Oxygen atoms are also responsible for red aurorae. If oxygen’s green radiation is emitted grudgingly, its red light is even more so. The radiation is from less excited atoms decaying to oxygen’s lowest electronic level^. Their radiative lifetime is an immense 110 seconds and the atoms only have a chance to radiate above 150 km. At lower altitudes their energy is nearly always first lost in collisions.

Green oxygen aurorae are at 100 km up to about 150 km. Red oxygen aurorae are 150 km upwards to 250 km and more rarely to 600 km plus.

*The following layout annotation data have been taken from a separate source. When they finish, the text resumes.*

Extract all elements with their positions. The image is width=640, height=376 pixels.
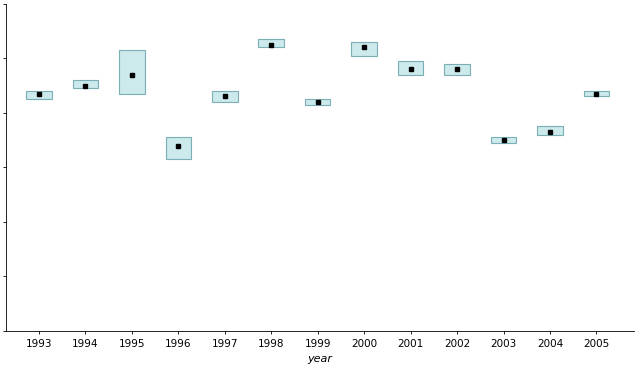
Bar (212, 91, 237, 102)
Bar (166, 137, 191, 159)
Bar (398, 61, 424, 75)
Bar (305, 99, 330, 105)
Bar (537, 126, 563, 135)
Bar (444, 64, 470, 75)
Bar (26, 91, 52, 99)
X-axis label: year: year (307, 354, 333, 364)
Bar (491, 137, 516, 143)
Bar (351, 42, 377, 56)
Bar (584, 91, 609, 97)
Bar (119, 50, 145, 94)
Bar (259, 39, 284, 47)
Bar (72, 80, 98, 88)
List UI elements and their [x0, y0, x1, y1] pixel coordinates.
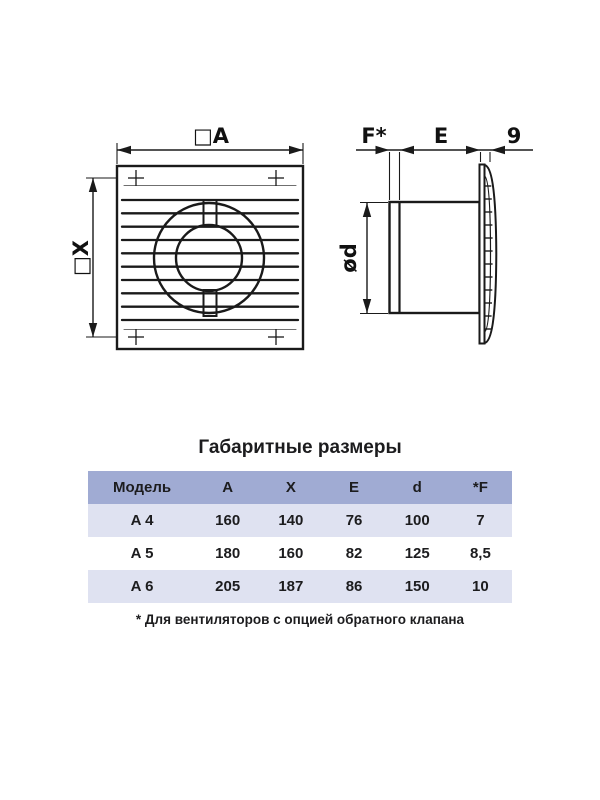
cell-e: 82: [322, 537, 386, 570]
outer-circle: [152, 201, 266, 315]
front-panel: [115, 164, 305, 351]
clip-bottom: [202, 289, 218, 317]
diameter-dim-label: ød: [337, 243, 361, 272]
cell-model: A 4: [88, 504, 197, 537]
faceplate-inner-curve: [484, 175, 492, 333]
cell-f: 10: [448, 570, 512, 603]
table-row: A 4 160 140 76 100 7: [88, 504, 512, 537]
dimension-drawing: □A □X: [69, 124, 533, 351]
grille-thickness-label: 9: [507, 124, 522, 148]
col-header-a: A: [196, 471, 260, 504]
depth-dim-label: E: [434, 124, 448, 148]
table-row: A 6 205 187 86 150 10: [88, 570, 512, 603]
col-header-model: Модель: [88, 471, 197, 504]
col-header-d: d: [385, 471, 449, 504]
cell-x: 160: [259, 537, 323, 570]
cell-d: 125: [385, 537, 449, 570]
dim-x: [86, 177, 142, 338]
table-row: A 5 180 160 82 125 8,5: [88, 537, 512, 570]
cell-model: A 6: [88, 570, 197, 603]
dimensions-table: Модель A X E d *F A 4 160 140 76 100 7 A…: [88, 471, 512, 603]
cell-x: 140: [259, 504, 323, 537]
cell-e: 76: [322, 504, 386, 537]
cell-model: A 5: [88, 537, 197, 570]
faceplate-slat-ticks: [484, 185, 493, 330]
dim-top: [356, 145, 533, 200]
dim-diameter: [360, 201, 388, 315]
front-view: [86, 143, 305, 351]
duct-body: [388, 200, 481, 315]
dim-a: [116, 143, 304, 164]
side-view: [356, 145, 533, 345]
footnote: * Для вентиляторов с опцией обратного кл…: [135, 612, 465, 627]
col-header-f: *F: [448, 471, 512, 504]
cell-a: 160: [196, 504, 260, 537]
cell-f: 7: [448, 504, 512, 537]
cell-d: 150: [385, 570, 449, 603]
flange-dim-label: F*: [361, 124, 386, 148]
col-header-e: E: [322, 471, 386, 504]
mounting-crosses: [128, 170, 284, 345]
cell-d: 100: [385, 504, 449, 537]
cell-e: 86: [322, 570, 386, 603]
front-height-label: □X: [69, 240, 93, 276]
cell-a: 180: [196, 537, 260, 570]
front-width-label: □A: [193, 124, 230, 148]
cell-f: 8,5: [448, 537, 512, 570]
cell-x: 187: [259, 570, 323, 603]
table-header-row: Модель A X E d *F: [88, 471, 512, 504]
col-header-x: X: [259, 471, 323, 504]
section-title: Габаритные размеры: [198, 437, 402, 458]
clip-top: [202, 199, 218, 227]
cell-a: 205: [196, 570, 260, 603]
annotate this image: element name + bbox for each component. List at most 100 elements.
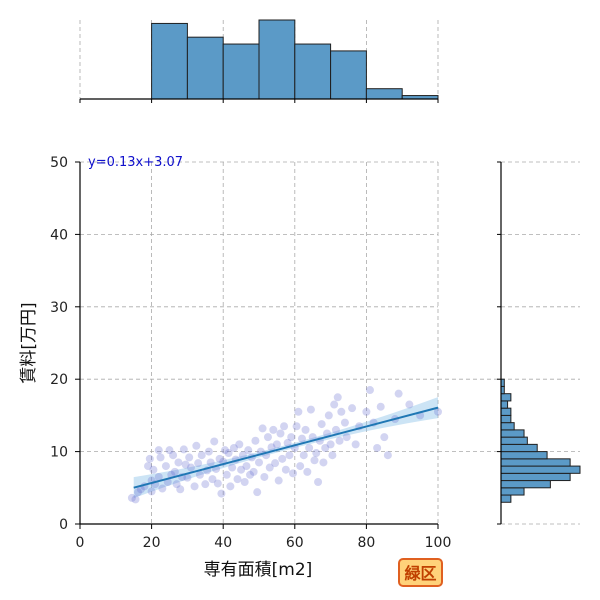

The other major thermosphere constituent, molecular nitrogen N2, is exceptionally stable and there are not many nitrogen atoms below 400 km to make aurorae. The few nitrogen atoms emit a faint green masked by that of oxygen. In very intense displays there is a deep red violet border beneath the usual green curtains. This is emission from excited molecular nitrogen. Nitrogen molecular ions produce purple blue aurorae at very high altitudes.
  
We only see aurorae because we are looking through tens to hundreds of kilometres of glowing gas. By sea level standards that 'gas' is a vacuum. At 100 km, the altitude of green aurorae, the atmosphere's pressure is a millionth of that at sea level and the mean distance an oxygen atom travels between collisions is about a metre^^. Even so, it undergoes about 500 collisions each second and any excitation is quickly removed. At 200 km, where the red oxygen aurora glows, the vacuum has hardened. The oxygen atom will travel on average 4 to 5 kilometre between collisions and will be hit on average only once every 7 seconds. Excited atoms then have ample time time to radiate their energy and their collective light over a layer perhaps tens of kilometres thick gives us the soft and elusive auroral glow. Lights in a vacuum.. ..almost!
    


*   Most excitation is by collisions with electrons. proton aurorae are rarer.
  
**   The particle energies range from 1 to 100 KeV - far greater than that of the original solar wind particles.
  
***  

The transition is O 1S to 1D. The singlet S to singlet D state transition is not allowed by the quantum selection rules for electric and magnetic dipole transitions. The consequences are a very low transition probability, slow decay and very narrow band radiation. The transition is said to be 'forbidden'.
  

^   1D to ground state 3P transitions, also forbidden.
  
^^   A gas is an ensemble of particles with a range of velocities defined by the temperature and the particle masses. The greater the temperature the greater the spread of velocities and the greater their absolute values. The distances quoted are 'mean free paths' defined by gas kinetic theory. They are approximate and depend on temperature, pressure, and the gas moleculat weight.